The WTO and various corporate lobbies have launched a global campaign to gin up fears about a supposed new wave of protectionism. A WTO report issued last week described “significant slippage” in the global commitment to free trade and included a long list of recent “trade measures” as evidence. Yet the list included unilateral tariff cuts, domestic food and product safety protections, WTO-legal procurement policies and anti-dumping actions. Indeed, the report stated that “There is no indication of an imminent descent into high intensity protectionism involving widespread resort to trade restriction and retaliation.” The G-20 declaration identifies falling demand as the lead reason trade flows have declined, while also noting growing protectionist “pressures.”
“The manufactured hysteria about creeping protectionism has caused a bit of G-20 communiqué schizophrenia,” said Wallach. “One page of the communiqué identifies ‘major failures … in financial regulation and supervision’ as ‘fundamental causes of the crisis’ and commits to ‘action to build a stronger, more globally consistent supervisory and regulatory framework for the future’ while the next page reaffirms the leaders’ commitment to concluding the WTO Doha Round negotiations that require further deregulation of finance.”
The G-20 communiqué also suggests that completion of the Doha Round could “boost the global economy by at least $150 billion” annually. That the G-20 communiqué would include such a figure is worrisome, given that the WTO, which is the source of this claim, provides no basis for its calculation and in 2005 declared that the Doha Round could account for up to $90 billion in boosted global economic activity, a figure it published in response to widespread criticism of it 2003 claims that the Round would generate $539 billion in new activity.
“Implementing the G-20’s ambitious goals will require changes to existing WTO rules that lock in domestically and export worldwide the extreme financial services deregulatory agenda that fostered the global economic crisis,” Wallach said. “It also will require the replacement of the WTO Doha Round agenda with new negotiations that liberate from the WTO’s constraints the domestic policy space that is needed to re-regulate the runaway financial services industry and stimulate the economy.”

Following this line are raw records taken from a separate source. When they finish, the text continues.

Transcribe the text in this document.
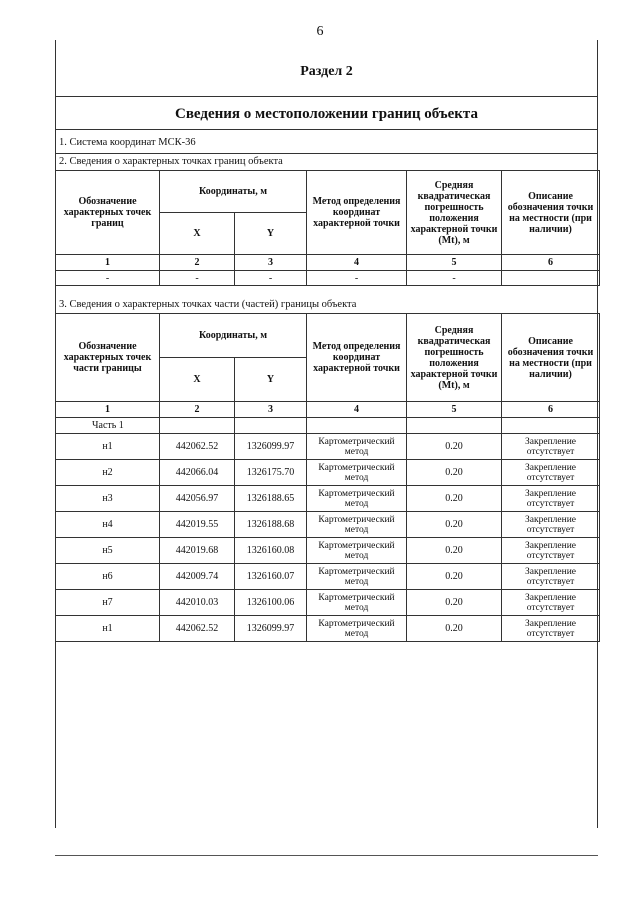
6
Раздел 2
Сведения о местоположении границ объекта
1. Система координат МСК-36
2. Сведения о характерных точках границ объекта
Обозначение характерных точек границ	Координаты, м		Метод определения координат характерной точки	Средняя квадратическая погрешность положения характерной точки (Mt), м	Описание обозначения точки на местности (при наличии)
	X	Y			
1	2	3	4	5	6
-	-	-	-	-	
3. Сведения о характерных точках части (частей) границы объекта
Обозначение характерных точек части границы	Координаты, м		Метод определения координат характерной точки	Средняя квадратическая погрешность положения характерной точки (Mt), м	Описание обозначения точки на местности (при наличии)
	X	Y			
1	2	3	4	5	6
Часть 1					
н1	442062.52	1326099.97	Картометрический метод	0.20	Закрепление отсутствует
н2	442066.04	1326175.70	Картометрический метод	0.20	Закрепление отсутствует
н3	442056.97	1326188.65	Картометрический метод	0.20	Закрепление отсутствует
н4	442019.55	1326188.68	Картометрический метод	0.20	Закрепление отсутствует
н5	442019.68	1326160.08	Картометрический метод	0.20	Закрепление отсутствует
н6	442009.74	1326160.07	Картометрический метод	0.20	Закрепление отсутствует
н7	442010.03	1326100.06	Картометрический метод	0.20	Закрепление отсутствует
н1	442062.52	1326099.97	Картометрический метод	0.20	Закрепление отсутствует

WTO Financial Services Agreement rules:
• Forbid governments from limiting the size of banking, insurance and other financial service firms. As Simon Johnson, former chief economist of the International Monetary Fund has said, “too big to fail is too big to exist.” Yet WTO rules explicitly forbid signatory governments from limiting the size of foreign financial service firms, even if such limits are equally applied to domestic firms;
• Forbid governments from establishing “firewalls” that, for instance, prevent firms involved in commercial banking or in providing insurance from gambling peoples’ savings on risky investment businesses;
• Forbid establishment of new regulation or reinstatement of regulations removed to comply with the WTO. The WTO FSA “standstill rule” agreed to by the United States and other Organization for Economic Cooperation and Development (OECD) member countries explicitly forbids countries from establishing any new regulatory policies that might roll back their deregulatory commitments. These commitments were made by previous governments with respect to a vast array of insurance, banking and other financial services; and
• Limit the degree of government oversight. Under current rules, domestic regulations are subject to review by WTO tribunals to make the subjective determination of whether “they are not more burdensome than necessary.” Also forbidden are moves by member countries to “apply licensing and qualification requirements and technical standards that ... could not reasonably have been expected of that Member at the time the specific commitments in those sectors were made.” This requirement conflicts with the widely accepted imperative of adopting new regulation of financial services.